Mas Pacheco Amorim admite que pode ser “o primeiro passo para o vício de desvio de poder. Este dar-se-á se o município vier a atender os pedidos, a menos que haja outro motivo determinante para se chegar ao quadro solicitado pelo Governo”. Trocando por miúdos: se houver estudo técnicos que proponham idêntica solução à preconizada nos pedidos de alteração de uso de solo. Em caso de desvio de poder, a situação poderá gerar “consequências invalidantes da decisão municipal”, salienta.
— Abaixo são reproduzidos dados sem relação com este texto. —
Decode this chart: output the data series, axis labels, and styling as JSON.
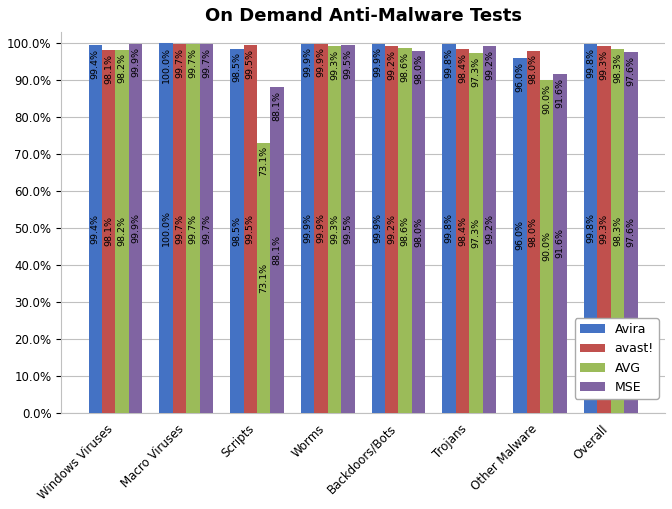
{
  "title": "On Demand Anti-Malware Tests",
  "categories": [
    "Windows Viruses",
    "Macro Viruses",
    "Scripts",
    "Worms",
    "Backdoors/Bots",
    "Trojans",
    "Other Malware",
    "Overall"
  ],
  "series": {
    "Avira": [
      99.4,
      100.0,
      98.5,
      99.9,
      99.9,
      99.8,
      96.0,
      99.8
    ],
    "avast!": [
      98.1,
      99.7,
      99.5,
      99.9,
      99.2,
      98.4,
      98.0,
      99.3
    ],
    "AVG": [
      98.2,
      99.7,
      73.1,
      99.3,
      98.6,
      97.3,
      90.0,
      98.3
    ],
    "MSE": [
      99.9,
      99.7,
      88.1,
      99.5,
      98.0,
      99.2,
      91.6,
      97.6
    ]
  },
  "series_order": [
    "Avira",
    "avast!",
    "AVG",
    "MSE"
  ],
  "colors": {
    "Avira": "#4472C4",
    "avast!": "#C0504D",
    "AVG": "#9BBB59",
    "MSE": "#8064A2"
  },
  "bar_width": 0.19,
  "ylim": [
    0.0,
    103.0
  ],
  "yticks": [
    0.0,
    10.0,
    20.0,
    30.0,
    40.0,
    50.0,
    60.0,
    70.0,
    80.0,
    90.0,
    100.0
  ],
  "legend_loc": "lower right",
  "background_color": "#FFFFFF",
  "grid_color": "#C0C0C0",
  "title_fontsize": 13,
  "label_fontsize": 6.8,
  "tick_fontsize": 8.5
}
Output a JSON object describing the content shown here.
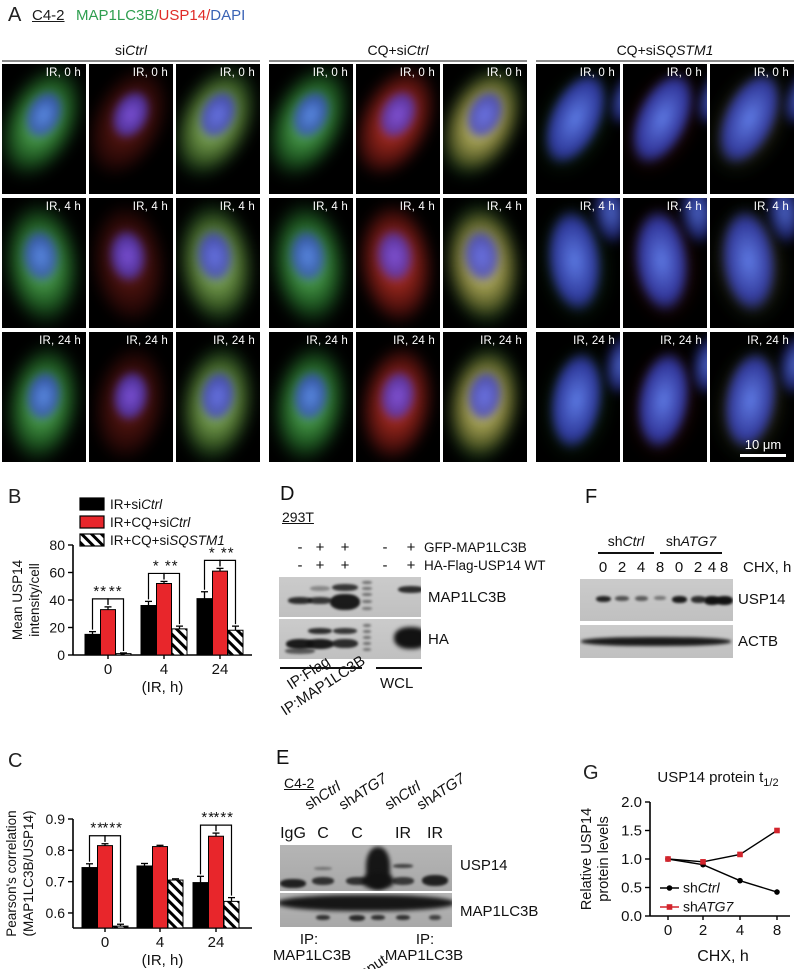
{
  "panel_a": {
    "label": "A",
    "cell_line": "C4-2",
    "stain_parts": [
      {
        "t": "MAP1LC3B",
        "color": "#2e9e4f"
      },
      {
        "t": "/",
        "color": "#2e9e4f"
      },
      {
        "t": "USP14",
        "color": "#e02b28"
      },
      {
        "t": "/",
        "color": "#e02b28"
      },
      {
        "t": "DAPI",
        "color": "#3a63b5"
      }
    ],
    "groups": [
      {
        "label_parts": [
          {
            "t": "si"
          },
          {
            "t": "Ctrl",
            "i": true
          }
        ]
      },
      {
        "label_parts": [
          {
            "t": "CQ+si"
          },
          {
            "t": "Ctrl",
            "i": true
          }
        ]
      },
      {
        "label_parts": [
          {
            "t": "CQ+si"
          },
          {
            "t": "SQSTM1",
            "i": true
          }
        ]
      }
    ],
    "timepoints": [
      "IR, 0 h",
      "IR, 4 h",
      "IR, 24 h"
    ],
    "channels": [
      "MAP1LC3B",
      "USP14",
      "merge"
    ],
    "scale_bar": "10 μm"
  },
  "panel_b_label": "B",
  "panel_c_label": "C",
  "panel_g_label": "G",
  "chart_data": [
    {
      "id": "B",
      "type": "bar",
      "ylabel_lines": [
        "Mean USP14",
        "intensity/cell"
      ],
      "xlabel": "(IR, h)",
      "categories": [
        "0",
        "4",
        "24"
      ],
      "ylim": [
        0,
        80
      ],
      "yticks": [
        0,
        20,
        40,
        60,
        80
      ],
      "legend_position": "top",
      "series": [
        {
          "name_parts": [
            {
              "t": "IR+si"
            },
            {
              "t": "Ctrl",
              "i": true
            }
          ],
          "fill": "#000000",
          "values": [
            15,
            36,
            41
          ],
          "errors": [
            2,
            3,
            5
          ]
        },
        {
          "name_parts": [
            {
              "t": "IR+CQ+si"
            },
            {
              "t": "Ctrl",
              "i": true
            }
          ],
          "fill": "#e8262b",
          "values": [
            33,
            52,
            61
          ],
          "errors": [
            2,
            1.5,
            2
          ]
        },
        {
          "name_parts": [
            {
              "t": "IR+CQ+si"
            },
            {
              "t": "SQSTM1",
              "i": true
            }
          ],
          "fill": "hatch",
          "values": [
            1,
            19,
            18
          ],
          "errors": [
            0.5,
            2,
            3
          ]
        }
      ],
      "significance": [
        {
          "cat": 0,
          "brackets": [
            {
              "a": 0,
              "b": 1,
              "label": "**"
            },
            {
              "a": 1,
              "b": 2,
              "label": "**"
            }
          ]
        },
        {
          "cat": 1,
          "brackets": [
            {
              "a": 0,
              "b": 1,
              "label": "*"
            },
            {
              "a": 1,
              "b": 2,
              "label": "**"
            }
          ]
        },
        {
          "cat": 2,
          "brackets": [
            {
              "a": 0,
              "b": 1,
              "label": "*"
            },
            {
              "a": 1,
              "b": 2,
              "label": "**"
            }
          ]
        }
      ]
    },
    {
      "id": "C",
      "type": "bar",
      "ylabel_lines": [
        "Pearson's correlation",
        "(MAP1LC3B/USP14)"
      ],
      "xlabel": "(IR, h)",
      "categories": [
        "0",
        "4",
        "24"
      ],
      "ylim": [
        0.55,
        0.9
      ],
      "yticks": [
        0.6,
        0.7,
        0.8,
        0.9
      ],
      "legend_position": "none",
      "series": [
        {
          "fill": "#000000",
          "values": [
            0.745,
            0.75,
            0.697
          ],
          "errors": [
            0.012,
            0.008,
            0.02
          ]
        },
        {
          "fill": "#e8262b",
          "values": [
            0.815,
            0.812,
            0.845
          ],
          "errors": [
            0.006,
            0.004,
            0.01
          ]
        },
        {
          "fill": "hatch",
          "values": [
            0.558,
            0.705,
            0.637
          ],
          "errors": [
            0.006,
            0.004,
            0.012
          ]
        }
      ],
      "significance": [
        {
          "cat": 0,
          "brackets": [
            {
              "a": 0,
              "b": 1,
              "label": "**"
            },
            {
              "a": 1,
              "b": 2,
              "label": "***"
            }
          ]
        },
        {
          "cat": 2,
          "brackets": [
            {
              "a": 0,
              "b": 1,
              "label": "**"
            },
            {
              "a": 1,
              "b": 2,
              "label": "***"
            }
          ]
        }
      ]
    },
    {
      "id": "G",
      "type": "line",
      "title": "USP14 protein t",
      "title_sub": "1/2",
      "ylabel_lines": [
        "Relative USP14",
        "protein levels"
      ],
      "xlabel": "CHX, h",
      "x_labels": [
        "0",
        "2",
        "4",
        "8"
      ],
      "ylim": [
        0,
        2
      ],
      "yticks": [
        "0.0",
        "0.5",
        "1.0",
        "1.5",
        "2.0"
      ],
      "legend_position": "inside-bottom-left",
      "series": [
        {
          "name_parts": [
            {
              "t": "sh"
            },
            {
              "t": "Ctrl",
              "i": true
            }
          ],
          "color": "#000000",
          "marker": "circle",
          "values": [
            1.0,
            0.9,
            0.62,
            0.42
          ]
        },
        {
          "name_parts": [
            {
              "t": "sh"
            },
            {
              "t": "ATG7",
              "i": true
            }
          ],
          "color": "#d3242c",
          "marker": "square",
          "values": [
            1.0,
            0.95,
            1.08,
            1.5
          ]
        }
      ]
    }
  ],
  "panel_d": {
    "label": "D",
    "cell_line": "293T",
    "construct_rows": [
      {
        "signs": [
          "-",
          "+",
          "+",
          "-",
          "+"
        ],
        "name": "GFP-MAP1LC3B"
      },
      {
        "signs": [
          "-",
          "+",
          "+",
          "-",
          "+"
        ],
        "name": "HA-Flag-USP14 WT"
      }
    ],
    "blot_labels": [
      "MAP1LC3B",
      "HA"
    ],
    "ip_labels": [
      "IP:Flag",
      "IP:MAP1LC3B"
    ],
    "wcl_label": "WCL"
  },
  "panel_e": {
    "label": "E",
    "cell_line": "C4-2",
    "top_labels": [
      [
        {
          "t": "sh"
        },
        {
          "t": "Ctrl",
          "i": true
        }
      ],
      [
        {
          "t": "sh"
        },
        {
          "t": "ATG7",
          "i": true
        }
      ],
      [
        {
          "t": "sh"
        },
        {
          "t": "Ctrl",
          "i": true
        }
      ],
      [
        {
          "t": "sh"
        },
        {
          "t": "ATG7",
          "i": true
        }
      ]
    ],
    "lane_labels": [
      "IgG",
      "C",
      "C",
      "IR",
      "IR"
    ],
    "blot_labels": [
      "USP14",
      "MAP1LC3B"
    ],
    "bottom_left": [
      "IP:",
      "MAP1LC3B"
    ],
    "bottom_mid": "Input",
    "bottom_right": [
      "IP:",
      "MAP1LC3B"
    ]
  },
  "panel_f": {
    "label": "F",
    "group_labels": [
      [
        {
          "t": "sh"
        },
        {
          "t": "Ctrl",
          "i": true
        }
      ],
      [
        {
          "t": "sh"
        },
        {
          "t": "ATG7",
          "i": true
        }
      ]
    ],
    "lane_numbers": [
      "0",
      "2",
      "4",
      "8",
      "0",
      "2",
      "4",
      "8"
    ],
    "time_label": "CHX, h",
    "blot_labels": [
      "USP14",
      "ACTB"
    ]
  }
}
Em síntese, o quadro configura “um sacrifício dos interesses urbanísticos da autarquia a interesses financeiros”. Rematando, “nem os bons fins (que seriam o aumento de receitas do Estado) justificam todos os meios”, diz Amorim.

Perante os mesmos factos, descritos de forma idêntica, Pedro Gonçalves, professor da Faculdade de Direito da Universidade de Coimbra, tem opinião diferente. Quase oposta, mesmo. Concedendo que pode haver “uma pressão incomportável para o município, por um eventual excesso da intervenção do Estado”, Gonçalves recusa a tese de uma situação “ilícita”. “É legítimo que o Estado zele pelo bem comum e é do interesse público valorizar o seu património”.

Gonçalves introduz a dimensão do “Estado-proprietário. que tem o direito de rentabilizar o seu património”. No exercício dessa prerrogativa, o docente universitário só vislumbra um aspecto discutível: o facto de a intervenção ser feita “fora do momento procedimental”, pois não decorre a discussão pública.

Quanto ao que está genericamente em causa, o especialista em Direito Administrativo salienta que “a autarquia deve tomar as suas decisões sem pressões”. E para a aquilatar do mérito daquelas, não há uma bitola única. “É preciso ver, caso a caso, as respostas da Câmara, Se houver pedidos desmedidos do Estado que sejam aceites, a conclusão é uma. Mas se a pretensão for acomodada sem grande perturbação de outros interesses, a conclusão já deve ser outra, não há nisso qualquer mal”.

Gonçalves conclui: “Não me importo de ter um Estado com várias frentes, com pesos e contrapesos. As Finanças puxam pela valorização do património; outros ministérios e instituições devem, por exemplo, defender o Ambiente e o Urbanismo”.